Don't underestimate the seductive power of the conservative bubble. It appeals to the basest of human instincts: the desire to believe that you're smarter than everyone else, the need for ideological comfort, the loathing of people who don't think like you do. Hard-wired into the human brain (or, perhaps, just the Republican brain) is a desire to be told, "No, you're right, and those people are wrong!!!")

Inside the confines of the conservative bubble, I was convinced that voters in Massachusetts would keep a Republican in the statehouse, and that her "moonbat liberal Democrat" opponent would get crushed. It's the exact same thinking that motivated Romney supporters going into the 2012 presidential election.

Two years ago, after Patrick was reelected, I urged fellow conservatives to come to terms with Patrick's popularity and success, to understand why people preferred him to his Republican opponent, Charlie Baker. The result was an unexpected backlash, as many of my conservative friends reacted negatively to the piece, with one suggesting that it was wrong for me to argue that Patrick was a better candidate when "the unions" and "the Democrat party machine" were so obviously responsible for Patrick's victory. This caused rifts in these relationships, rifts that presaged the full-on hatred with which they responded to my change of heart on global warming. The climate of those "friendships" grew colder, and I came to realize that those individuals were more enemies than friends.
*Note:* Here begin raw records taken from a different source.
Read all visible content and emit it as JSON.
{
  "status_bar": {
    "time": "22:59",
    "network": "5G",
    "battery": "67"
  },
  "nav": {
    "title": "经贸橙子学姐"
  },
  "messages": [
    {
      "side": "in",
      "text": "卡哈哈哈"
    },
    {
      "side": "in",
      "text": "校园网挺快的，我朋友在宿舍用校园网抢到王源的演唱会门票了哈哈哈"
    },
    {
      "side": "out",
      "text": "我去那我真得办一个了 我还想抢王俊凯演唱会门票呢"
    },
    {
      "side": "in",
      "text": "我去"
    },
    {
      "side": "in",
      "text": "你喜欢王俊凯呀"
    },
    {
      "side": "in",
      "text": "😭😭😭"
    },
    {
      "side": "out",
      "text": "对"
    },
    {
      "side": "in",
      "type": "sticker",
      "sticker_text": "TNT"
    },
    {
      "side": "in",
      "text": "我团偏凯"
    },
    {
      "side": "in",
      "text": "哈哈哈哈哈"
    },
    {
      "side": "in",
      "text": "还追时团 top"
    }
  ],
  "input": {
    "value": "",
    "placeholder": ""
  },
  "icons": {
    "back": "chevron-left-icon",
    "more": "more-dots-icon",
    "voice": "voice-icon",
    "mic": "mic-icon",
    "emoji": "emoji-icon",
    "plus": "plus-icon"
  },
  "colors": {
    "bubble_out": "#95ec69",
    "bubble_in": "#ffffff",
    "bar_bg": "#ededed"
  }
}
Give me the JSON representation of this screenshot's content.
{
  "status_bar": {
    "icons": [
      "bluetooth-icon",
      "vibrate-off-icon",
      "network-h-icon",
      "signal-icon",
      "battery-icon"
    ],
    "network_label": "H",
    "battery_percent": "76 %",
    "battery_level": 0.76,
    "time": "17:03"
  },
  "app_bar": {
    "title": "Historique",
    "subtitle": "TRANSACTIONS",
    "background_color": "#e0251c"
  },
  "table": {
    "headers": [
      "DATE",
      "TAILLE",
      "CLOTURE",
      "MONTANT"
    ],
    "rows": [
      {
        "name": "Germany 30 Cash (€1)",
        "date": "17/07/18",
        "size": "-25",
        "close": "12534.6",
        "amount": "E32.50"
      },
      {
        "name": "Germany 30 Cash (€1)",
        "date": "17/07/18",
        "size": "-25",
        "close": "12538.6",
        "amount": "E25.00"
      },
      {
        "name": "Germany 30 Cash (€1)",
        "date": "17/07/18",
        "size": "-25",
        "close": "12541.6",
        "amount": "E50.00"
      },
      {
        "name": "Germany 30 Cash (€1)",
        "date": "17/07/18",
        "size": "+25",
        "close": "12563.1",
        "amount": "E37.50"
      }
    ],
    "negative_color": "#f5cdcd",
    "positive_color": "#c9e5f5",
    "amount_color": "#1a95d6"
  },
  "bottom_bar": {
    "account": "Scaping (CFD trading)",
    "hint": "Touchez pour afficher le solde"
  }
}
Will conservatives in other states wake up and realize that the right-wing press is a lie factory? Will they finally realize that conservative talking heads lied to them not only about Romney's chances of victory, but also about the dangers of unrestricted greenhouse gas emissions? Will conservatives finally demand punditry that places facts, logic, reason and civility above partisanship and bombast? Will we finally see the conservative equivalent of Chris Hayes on Fox News?

Of course not... and that lie factory will keep on making its products, contradicting itself in the process. Witness National Review editor Rich Lowry's recent crusade against so-called climate-change alarmists; if Lowry is so vehemently opposed to alleged climate-change alarmism, then why do Jonathan H. Adler and Jim Manzi work for his magazine?

Conservatives in Massachusetts (all ten of them!) might be waking up to the damage posed by the right-wing noise machine, but I don't see conservatives in other states walking away from Wingnut World. I fully expect the right to dig in its heels, to be as stubborn as ever, to continue its opprobrium and obstructionism. If you expect the right to actually change its wicked ways, then you must be expecting a miracle.